ALBANY, N.Y. -- The Empire State's highest court agreed on Thursday to hear New York City's appeal of a ruling that blocked Mayor Michael Bloomberg's effort to stop many eateries from selling large, sugary drinks, reported the Associated Press.
The Court of Appeals granted a request by city officials to challenge a mid-level court decision that struck down the measure in August.
Arguments and a decision by the top court are expected next year, said the report.
The lower court said the city Board of Health exceeded its authority by putting a 16-ounce size limit on high-calorie soft drinks. The cap would have applied to restaurants, stadiums and many other places, but not convenience stores without foodservice.
Bloomberg said he was confident the top court would uphold the board's rule, which he said will help save lives.

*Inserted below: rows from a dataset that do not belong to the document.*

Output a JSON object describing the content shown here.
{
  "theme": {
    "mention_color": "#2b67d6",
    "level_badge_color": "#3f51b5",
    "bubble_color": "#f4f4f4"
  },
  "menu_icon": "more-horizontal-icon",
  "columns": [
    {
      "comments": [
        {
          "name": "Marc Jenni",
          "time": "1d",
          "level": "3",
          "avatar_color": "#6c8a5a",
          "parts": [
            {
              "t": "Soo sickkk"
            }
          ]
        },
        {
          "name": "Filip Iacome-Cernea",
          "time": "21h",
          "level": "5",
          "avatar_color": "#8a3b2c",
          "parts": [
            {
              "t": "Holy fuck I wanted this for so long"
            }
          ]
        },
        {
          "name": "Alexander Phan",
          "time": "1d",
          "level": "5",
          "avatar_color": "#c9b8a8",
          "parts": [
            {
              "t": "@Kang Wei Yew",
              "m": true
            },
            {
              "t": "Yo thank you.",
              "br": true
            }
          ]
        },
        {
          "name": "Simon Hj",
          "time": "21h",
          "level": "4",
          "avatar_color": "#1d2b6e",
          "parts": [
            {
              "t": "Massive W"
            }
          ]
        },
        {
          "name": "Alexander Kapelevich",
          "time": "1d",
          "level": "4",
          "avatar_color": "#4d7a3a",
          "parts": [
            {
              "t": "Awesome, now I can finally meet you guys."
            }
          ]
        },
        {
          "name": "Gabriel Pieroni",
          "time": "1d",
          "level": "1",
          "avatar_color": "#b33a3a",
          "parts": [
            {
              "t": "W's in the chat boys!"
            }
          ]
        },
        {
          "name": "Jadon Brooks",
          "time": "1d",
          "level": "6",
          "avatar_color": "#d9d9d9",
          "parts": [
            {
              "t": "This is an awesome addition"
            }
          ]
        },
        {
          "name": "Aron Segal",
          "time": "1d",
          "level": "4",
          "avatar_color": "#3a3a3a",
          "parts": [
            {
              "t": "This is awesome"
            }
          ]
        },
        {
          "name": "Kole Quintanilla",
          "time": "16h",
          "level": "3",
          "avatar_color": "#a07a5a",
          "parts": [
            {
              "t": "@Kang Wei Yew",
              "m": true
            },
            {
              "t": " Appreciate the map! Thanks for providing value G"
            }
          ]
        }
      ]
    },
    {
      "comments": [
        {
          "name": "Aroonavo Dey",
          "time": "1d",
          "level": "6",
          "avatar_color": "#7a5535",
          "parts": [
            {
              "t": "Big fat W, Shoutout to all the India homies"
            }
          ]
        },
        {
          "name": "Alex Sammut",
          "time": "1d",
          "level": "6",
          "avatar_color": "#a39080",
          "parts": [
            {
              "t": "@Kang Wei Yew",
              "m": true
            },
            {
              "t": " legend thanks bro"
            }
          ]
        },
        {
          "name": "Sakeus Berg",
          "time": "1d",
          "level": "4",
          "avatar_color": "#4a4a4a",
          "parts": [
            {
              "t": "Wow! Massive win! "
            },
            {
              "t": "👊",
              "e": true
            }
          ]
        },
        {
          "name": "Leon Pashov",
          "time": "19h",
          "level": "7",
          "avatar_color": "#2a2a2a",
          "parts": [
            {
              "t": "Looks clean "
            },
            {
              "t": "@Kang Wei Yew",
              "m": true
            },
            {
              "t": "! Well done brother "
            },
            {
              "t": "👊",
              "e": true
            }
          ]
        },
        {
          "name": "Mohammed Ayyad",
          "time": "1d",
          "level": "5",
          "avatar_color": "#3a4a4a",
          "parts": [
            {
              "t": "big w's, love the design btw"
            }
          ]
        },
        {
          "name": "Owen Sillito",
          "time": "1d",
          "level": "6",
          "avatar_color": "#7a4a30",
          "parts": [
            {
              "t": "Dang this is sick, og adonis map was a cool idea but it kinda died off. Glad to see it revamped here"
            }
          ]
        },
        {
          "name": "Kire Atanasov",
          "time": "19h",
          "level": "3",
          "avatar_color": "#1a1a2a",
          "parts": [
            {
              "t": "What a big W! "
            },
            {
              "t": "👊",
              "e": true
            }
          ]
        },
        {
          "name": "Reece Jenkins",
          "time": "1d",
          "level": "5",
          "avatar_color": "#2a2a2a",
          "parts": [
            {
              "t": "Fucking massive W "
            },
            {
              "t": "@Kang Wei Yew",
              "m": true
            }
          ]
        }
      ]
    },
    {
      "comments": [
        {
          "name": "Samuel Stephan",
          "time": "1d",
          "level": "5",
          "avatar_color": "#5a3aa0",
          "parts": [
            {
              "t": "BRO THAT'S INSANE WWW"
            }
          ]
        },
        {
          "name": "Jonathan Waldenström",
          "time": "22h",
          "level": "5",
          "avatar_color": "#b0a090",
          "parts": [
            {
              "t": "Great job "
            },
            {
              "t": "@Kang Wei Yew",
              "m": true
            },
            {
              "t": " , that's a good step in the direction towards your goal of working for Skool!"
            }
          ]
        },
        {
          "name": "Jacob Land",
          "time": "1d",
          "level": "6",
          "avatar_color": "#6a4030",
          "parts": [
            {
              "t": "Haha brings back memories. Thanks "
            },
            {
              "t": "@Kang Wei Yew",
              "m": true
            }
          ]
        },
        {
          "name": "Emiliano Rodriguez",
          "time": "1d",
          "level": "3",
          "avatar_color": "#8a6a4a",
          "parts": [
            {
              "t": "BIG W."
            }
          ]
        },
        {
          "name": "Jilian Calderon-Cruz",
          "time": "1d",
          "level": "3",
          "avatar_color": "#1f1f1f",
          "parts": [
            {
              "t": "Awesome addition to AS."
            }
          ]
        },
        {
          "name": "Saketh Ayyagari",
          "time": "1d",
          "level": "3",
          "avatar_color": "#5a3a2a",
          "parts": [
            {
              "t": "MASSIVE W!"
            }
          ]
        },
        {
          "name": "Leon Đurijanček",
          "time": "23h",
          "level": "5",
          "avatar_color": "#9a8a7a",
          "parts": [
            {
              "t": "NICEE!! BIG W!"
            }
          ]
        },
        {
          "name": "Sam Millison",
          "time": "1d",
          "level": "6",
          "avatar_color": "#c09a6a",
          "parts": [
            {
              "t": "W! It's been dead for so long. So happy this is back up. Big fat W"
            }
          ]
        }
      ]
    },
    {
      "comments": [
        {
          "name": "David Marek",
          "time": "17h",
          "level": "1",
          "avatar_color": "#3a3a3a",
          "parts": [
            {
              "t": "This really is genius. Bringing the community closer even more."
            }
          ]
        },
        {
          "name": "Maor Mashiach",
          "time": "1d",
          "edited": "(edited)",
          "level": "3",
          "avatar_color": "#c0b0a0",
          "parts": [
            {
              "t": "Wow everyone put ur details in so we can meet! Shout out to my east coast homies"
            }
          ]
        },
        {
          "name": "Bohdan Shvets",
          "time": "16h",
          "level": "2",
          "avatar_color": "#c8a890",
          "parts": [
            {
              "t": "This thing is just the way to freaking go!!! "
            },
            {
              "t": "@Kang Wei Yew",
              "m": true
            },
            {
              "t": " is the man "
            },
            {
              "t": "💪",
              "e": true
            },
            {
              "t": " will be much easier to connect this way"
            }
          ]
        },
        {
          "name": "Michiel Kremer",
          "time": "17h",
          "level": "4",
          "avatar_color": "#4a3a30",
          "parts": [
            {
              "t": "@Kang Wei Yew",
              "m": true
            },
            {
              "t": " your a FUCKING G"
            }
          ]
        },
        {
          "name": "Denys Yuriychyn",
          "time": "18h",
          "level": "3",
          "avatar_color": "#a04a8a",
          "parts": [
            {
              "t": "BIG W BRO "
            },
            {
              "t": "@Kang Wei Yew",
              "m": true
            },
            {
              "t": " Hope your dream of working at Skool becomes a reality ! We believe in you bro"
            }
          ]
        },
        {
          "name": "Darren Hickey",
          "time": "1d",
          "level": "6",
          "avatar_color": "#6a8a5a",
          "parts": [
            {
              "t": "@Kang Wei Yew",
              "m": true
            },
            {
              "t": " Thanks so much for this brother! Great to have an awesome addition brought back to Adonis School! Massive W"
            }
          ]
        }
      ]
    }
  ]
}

"Obesity is the only major public health issue we face that is getting worse, and sugary drinks are a major driver of the crisis," Bloomberg said in a press statement. "The related epidemics of obesity and diabetes are killing at least 5,000 New Yorkers a year and striking hardest in black and Latino communities and low-income neighborhoods. New York City's portion cap rule would help save lives, and we are confident the Appeals court will uphold the Board of Health's rule."
The American Beverage Association said it's confident the lower court decisions will be upheld.
"The courts have agreed the Board of Health did not have the authority to pass this regulation," spokesperson Christopher Gindlesperger said. "We look forward to a final resolution of this issue."